Di cosa si occupa la Qabbalah?
«Cerca di spiegare la Bibbia, la storia ebraica e i precetti ebraici andando oltre il significato letterale e interpretativo rabbinico. Il suo obiettivo è quello di fornire strumenti per una maggiore e migliore comprensione del contenuto biblico».

È la mistica ebraica?
«Sì, se per mistica si intende un modo intenso di vivere la religiosità, per giungere a un contatto con Dio, senza che sia solo realizzazione di precetti. Aiuta ad avere una maggiore coscienza di Dio e ad attivare un canale aperto con Dio. Ma non è come la mistica cristiana».

Cioè?
«Da una parte c’è similitudine, perché in entrambe l’intimità con Dio si realizza attraverso la preghiera intensa, ma nella Qabbalah non c’è ascetica, perché l’ascetismo non fa parte dell’ebraismo. Gli ebrei non credono all’ereditarietà del peccato originale e nella loro pratica religiosa non hanno sviluppato il medesimo bisogno di purificazione per arrivare a Dio».

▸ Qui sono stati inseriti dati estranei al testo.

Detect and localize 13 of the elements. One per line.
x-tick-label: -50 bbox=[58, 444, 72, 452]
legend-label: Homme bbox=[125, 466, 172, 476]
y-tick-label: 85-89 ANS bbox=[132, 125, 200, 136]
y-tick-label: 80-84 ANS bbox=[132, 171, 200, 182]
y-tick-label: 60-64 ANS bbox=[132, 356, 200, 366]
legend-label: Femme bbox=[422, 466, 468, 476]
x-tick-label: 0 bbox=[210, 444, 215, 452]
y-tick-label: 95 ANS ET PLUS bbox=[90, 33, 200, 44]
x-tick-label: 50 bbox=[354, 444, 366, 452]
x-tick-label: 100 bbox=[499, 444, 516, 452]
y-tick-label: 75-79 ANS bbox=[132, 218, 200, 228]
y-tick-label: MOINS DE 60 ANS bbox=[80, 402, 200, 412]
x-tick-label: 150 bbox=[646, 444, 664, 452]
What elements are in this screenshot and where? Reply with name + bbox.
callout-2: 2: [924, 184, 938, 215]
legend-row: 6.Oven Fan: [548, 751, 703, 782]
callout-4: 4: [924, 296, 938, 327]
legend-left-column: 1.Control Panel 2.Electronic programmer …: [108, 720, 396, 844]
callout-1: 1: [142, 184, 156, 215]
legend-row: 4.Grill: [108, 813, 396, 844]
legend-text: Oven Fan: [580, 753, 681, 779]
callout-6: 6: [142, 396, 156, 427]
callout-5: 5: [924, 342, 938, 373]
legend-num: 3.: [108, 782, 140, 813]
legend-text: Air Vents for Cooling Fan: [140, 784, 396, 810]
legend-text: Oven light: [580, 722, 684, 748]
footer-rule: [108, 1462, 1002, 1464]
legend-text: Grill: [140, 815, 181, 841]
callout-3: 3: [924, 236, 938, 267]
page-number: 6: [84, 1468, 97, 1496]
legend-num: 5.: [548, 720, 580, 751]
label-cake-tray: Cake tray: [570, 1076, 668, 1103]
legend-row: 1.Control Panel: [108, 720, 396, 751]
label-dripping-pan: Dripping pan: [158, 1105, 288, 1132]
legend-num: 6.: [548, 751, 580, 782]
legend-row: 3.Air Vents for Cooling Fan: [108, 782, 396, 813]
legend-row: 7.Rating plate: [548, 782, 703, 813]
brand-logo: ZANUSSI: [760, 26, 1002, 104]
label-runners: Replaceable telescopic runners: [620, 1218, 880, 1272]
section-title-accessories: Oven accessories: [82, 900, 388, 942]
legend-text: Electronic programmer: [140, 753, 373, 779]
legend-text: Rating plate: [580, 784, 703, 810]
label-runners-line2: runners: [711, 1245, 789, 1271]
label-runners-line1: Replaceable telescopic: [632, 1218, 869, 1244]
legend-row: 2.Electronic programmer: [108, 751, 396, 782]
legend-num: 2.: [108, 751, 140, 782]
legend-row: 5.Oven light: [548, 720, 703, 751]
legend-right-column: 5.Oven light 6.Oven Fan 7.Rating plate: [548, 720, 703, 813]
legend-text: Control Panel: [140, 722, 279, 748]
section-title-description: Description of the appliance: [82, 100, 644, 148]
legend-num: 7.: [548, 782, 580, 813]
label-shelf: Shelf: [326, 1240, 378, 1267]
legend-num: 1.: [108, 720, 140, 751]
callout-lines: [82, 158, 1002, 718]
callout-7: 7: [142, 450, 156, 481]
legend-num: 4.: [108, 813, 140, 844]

Anche nell’ebraismo ci sono pratiche di purificazione.
«Sì, ma, per fare un’esemplificazione, gli ebrei sono solo usciti dal Giardino dell’Eden, i cristiani sono come precipitati dall’ultimo piano. In questo senso ritengo che la mistica ebraica sia più “semplice” nel rapporto con Dio».

La letteratura ebraica attuale sembra molto lontana dal rapporto con Dio.
«I grandi autori conosciuti in Italia e in Europa hanno una formazione laica, ma i nuovi scrittori in Israele stanno riscoprendo la fede e la mistica».

Tornando al suo libro, cosa insegna la vicenda degli ebrei di Saturno?
«È un esempio dei rapporti fra mondo ebraico e mondo esterno, delle reciproche influenze e condizionamenti, perché ebraismo è ciò che gli ebrei hanno detto e fatto, ma anche ciò che gli altri hanno detto e fatto agli ebrei».